Student Behavior and Academic Integrity

  • Many students heavily rely on AI, leading to homework averages near 100% but falling exam performance and weaker independent coding/writing skills.
  • In some places, cheating (including AI‑assisted) on exams is described as “widespread,” with specific phone/LLM workflows.
  • Some faculty are tightening assessment: more oral exams, in‑class coding, version‑control history checks, multimodal evaluation, zero‑width “AI canaries” in prompts.

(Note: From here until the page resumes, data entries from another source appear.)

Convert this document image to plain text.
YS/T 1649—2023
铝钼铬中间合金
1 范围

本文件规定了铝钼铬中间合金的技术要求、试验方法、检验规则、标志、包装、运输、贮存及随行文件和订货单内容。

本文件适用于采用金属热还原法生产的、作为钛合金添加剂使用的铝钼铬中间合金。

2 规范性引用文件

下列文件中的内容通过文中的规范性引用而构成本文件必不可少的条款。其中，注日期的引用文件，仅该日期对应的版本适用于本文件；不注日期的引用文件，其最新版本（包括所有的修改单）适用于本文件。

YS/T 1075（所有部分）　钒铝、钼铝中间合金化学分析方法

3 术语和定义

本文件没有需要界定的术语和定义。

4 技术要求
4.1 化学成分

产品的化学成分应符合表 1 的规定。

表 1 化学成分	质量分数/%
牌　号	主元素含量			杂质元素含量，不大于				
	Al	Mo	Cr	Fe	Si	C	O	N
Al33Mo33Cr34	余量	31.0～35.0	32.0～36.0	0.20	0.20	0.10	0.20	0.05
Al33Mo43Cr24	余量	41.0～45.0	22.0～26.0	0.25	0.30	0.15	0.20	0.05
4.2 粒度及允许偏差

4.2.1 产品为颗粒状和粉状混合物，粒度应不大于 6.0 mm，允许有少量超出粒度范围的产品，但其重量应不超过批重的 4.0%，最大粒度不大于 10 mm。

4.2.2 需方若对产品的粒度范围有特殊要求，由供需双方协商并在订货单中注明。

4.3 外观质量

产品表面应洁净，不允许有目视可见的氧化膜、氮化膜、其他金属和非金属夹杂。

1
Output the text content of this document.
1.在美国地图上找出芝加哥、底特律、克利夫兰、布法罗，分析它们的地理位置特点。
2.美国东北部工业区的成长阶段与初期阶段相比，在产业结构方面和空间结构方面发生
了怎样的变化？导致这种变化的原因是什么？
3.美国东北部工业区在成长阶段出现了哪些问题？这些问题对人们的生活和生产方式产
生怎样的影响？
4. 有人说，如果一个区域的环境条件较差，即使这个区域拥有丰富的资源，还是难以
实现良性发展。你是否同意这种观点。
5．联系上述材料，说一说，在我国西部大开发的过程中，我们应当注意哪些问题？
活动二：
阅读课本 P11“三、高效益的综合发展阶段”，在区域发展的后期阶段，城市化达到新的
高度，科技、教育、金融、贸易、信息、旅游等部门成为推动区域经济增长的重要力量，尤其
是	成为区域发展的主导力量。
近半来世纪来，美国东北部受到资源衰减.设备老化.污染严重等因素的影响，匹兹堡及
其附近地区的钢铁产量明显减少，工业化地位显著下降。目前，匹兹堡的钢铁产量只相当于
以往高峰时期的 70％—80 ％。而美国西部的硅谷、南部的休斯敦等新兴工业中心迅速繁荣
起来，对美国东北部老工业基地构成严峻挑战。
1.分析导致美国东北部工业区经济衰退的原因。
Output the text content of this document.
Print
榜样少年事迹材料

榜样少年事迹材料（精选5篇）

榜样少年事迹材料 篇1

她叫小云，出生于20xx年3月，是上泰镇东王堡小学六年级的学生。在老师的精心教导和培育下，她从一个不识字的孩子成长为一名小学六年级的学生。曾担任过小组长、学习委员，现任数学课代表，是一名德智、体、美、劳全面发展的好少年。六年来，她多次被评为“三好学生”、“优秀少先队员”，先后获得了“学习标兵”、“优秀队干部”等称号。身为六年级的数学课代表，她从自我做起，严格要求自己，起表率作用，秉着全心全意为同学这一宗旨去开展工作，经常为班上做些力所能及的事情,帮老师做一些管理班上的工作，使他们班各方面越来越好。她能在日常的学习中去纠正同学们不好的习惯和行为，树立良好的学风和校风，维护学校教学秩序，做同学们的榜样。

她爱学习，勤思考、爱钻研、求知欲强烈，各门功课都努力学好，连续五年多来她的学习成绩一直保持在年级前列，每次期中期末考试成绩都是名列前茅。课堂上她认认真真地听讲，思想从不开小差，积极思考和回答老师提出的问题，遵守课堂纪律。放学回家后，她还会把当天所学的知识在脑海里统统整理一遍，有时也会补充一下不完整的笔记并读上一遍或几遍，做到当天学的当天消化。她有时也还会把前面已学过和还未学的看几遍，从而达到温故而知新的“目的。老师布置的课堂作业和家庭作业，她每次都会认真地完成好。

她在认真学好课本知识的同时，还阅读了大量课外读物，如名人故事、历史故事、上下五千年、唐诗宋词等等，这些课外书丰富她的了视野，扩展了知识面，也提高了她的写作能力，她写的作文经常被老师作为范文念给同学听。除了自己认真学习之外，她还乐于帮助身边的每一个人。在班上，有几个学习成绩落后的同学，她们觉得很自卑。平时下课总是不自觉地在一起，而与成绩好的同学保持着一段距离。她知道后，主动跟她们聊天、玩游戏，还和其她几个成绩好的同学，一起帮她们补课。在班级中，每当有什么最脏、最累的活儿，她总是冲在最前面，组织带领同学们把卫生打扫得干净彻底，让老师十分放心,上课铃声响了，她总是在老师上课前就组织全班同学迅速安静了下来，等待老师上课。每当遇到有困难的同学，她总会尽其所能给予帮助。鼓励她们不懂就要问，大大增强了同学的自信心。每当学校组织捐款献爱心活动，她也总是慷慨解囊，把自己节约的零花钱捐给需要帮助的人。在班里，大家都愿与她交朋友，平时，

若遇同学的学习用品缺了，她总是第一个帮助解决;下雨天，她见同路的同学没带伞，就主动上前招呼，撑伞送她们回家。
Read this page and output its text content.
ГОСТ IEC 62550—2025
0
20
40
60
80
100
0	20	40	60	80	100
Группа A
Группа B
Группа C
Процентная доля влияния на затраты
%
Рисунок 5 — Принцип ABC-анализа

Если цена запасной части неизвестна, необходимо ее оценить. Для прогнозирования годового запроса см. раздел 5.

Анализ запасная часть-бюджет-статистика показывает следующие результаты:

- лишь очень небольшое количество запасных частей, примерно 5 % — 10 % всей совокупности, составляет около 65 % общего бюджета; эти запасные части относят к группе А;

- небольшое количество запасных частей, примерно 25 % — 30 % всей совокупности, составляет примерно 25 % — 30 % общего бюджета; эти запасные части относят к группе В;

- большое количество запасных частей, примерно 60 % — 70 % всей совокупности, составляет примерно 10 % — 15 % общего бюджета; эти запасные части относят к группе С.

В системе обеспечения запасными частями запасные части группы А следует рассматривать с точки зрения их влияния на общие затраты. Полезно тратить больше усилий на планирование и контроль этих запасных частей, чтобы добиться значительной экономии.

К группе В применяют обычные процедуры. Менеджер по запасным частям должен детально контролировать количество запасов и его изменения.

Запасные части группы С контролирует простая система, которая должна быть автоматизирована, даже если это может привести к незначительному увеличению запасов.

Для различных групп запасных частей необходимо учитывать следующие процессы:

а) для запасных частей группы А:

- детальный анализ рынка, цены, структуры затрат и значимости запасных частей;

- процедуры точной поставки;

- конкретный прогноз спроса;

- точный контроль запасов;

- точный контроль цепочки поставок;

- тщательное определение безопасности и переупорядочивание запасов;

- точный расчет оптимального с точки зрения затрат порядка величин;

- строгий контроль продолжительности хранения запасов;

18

Job Market and Career Anxiety

  • Strong sense of doom among students about internships and new‑grad jobs; big‑tech campus recruiting appears reduced in some regions.
  • Hedges: some still land roles at large tech firms and finance/quant companies; others see outsourcing and wage pressure, especially outside the US.
  • Debate over whether AI will mainly wipe out junior roles or most developer roles altogether; no consensus.

Motivations for Studying CS

  • Split between people driven by curiosity/“nerd” interest in computing and those driven primarily by high salary expectations.
  • Several argue CS is becoming more like math/physics: best suited to those who genuinely like the subject, not just the pay.